Katherine's parks and wildlife rangers dedicate large chunks of their time to educating a new generation of Crocwise kids, and often take their larger, placid catches to schools.
But their reach is limited - they can't get to every student at every school.
Last month, the NT Government launched an updated Be Crocwise Teaching and Learning Resource Kit for Top End teachers to help them educate students about crocodile safety.
Geared towards primary and middle year students, the lessons can be passed on without a member of the Be Crocwise team there to help promote crocodile safety through simple behavioural changes.

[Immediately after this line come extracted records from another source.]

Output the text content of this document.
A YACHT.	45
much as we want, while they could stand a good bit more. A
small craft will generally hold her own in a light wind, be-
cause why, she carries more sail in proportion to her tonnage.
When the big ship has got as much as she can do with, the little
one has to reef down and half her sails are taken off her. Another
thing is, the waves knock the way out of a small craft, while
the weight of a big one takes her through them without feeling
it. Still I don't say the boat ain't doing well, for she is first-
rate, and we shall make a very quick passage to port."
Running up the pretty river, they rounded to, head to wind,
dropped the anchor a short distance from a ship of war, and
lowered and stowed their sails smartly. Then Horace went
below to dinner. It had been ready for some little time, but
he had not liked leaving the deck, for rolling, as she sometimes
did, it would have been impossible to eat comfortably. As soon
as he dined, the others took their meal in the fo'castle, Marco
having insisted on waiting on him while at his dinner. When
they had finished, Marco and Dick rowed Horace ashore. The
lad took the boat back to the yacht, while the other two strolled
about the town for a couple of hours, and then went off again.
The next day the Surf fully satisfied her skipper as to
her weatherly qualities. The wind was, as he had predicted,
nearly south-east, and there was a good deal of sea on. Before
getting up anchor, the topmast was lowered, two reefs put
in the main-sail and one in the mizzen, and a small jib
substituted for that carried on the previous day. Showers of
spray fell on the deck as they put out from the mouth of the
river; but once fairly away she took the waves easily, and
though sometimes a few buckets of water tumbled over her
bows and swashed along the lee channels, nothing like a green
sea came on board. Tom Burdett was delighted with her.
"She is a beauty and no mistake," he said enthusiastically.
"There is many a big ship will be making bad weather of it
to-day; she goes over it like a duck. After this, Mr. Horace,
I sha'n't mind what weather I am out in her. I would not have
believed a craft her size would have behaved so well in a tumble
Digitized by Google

Minister for Tourism, Sport and Culture, Lauren Moss said the resources help to educate the community on how to co-exist in an environment with crocodiles.
"By being Crocwise and following a few simple principles around personal safety, locals and visitors can continue to enjoy camping and adventures in our Top End parks, reserves and waterways," she said.
"The Teaching and Learning Resource Kit will keep Top End parents, teachers, students and the broader community stay informed about crocodile safety in the Northern Territory."
The resources include a suggested lesson plan and classroom activities, discussion topics, assignments, role plays, tasks, data, maps, signs and pictures, Be Crocwise Community Engagement Manager, Tim Porter said.
"This new Teaching and Learning Resource Kit will be a valuable source of information for schools and help them teach pupils how to Be Crocwise," he said.
"This will help us deliver the Be Crocwise message to more children than ever before, and improve their awareness around crocodiles."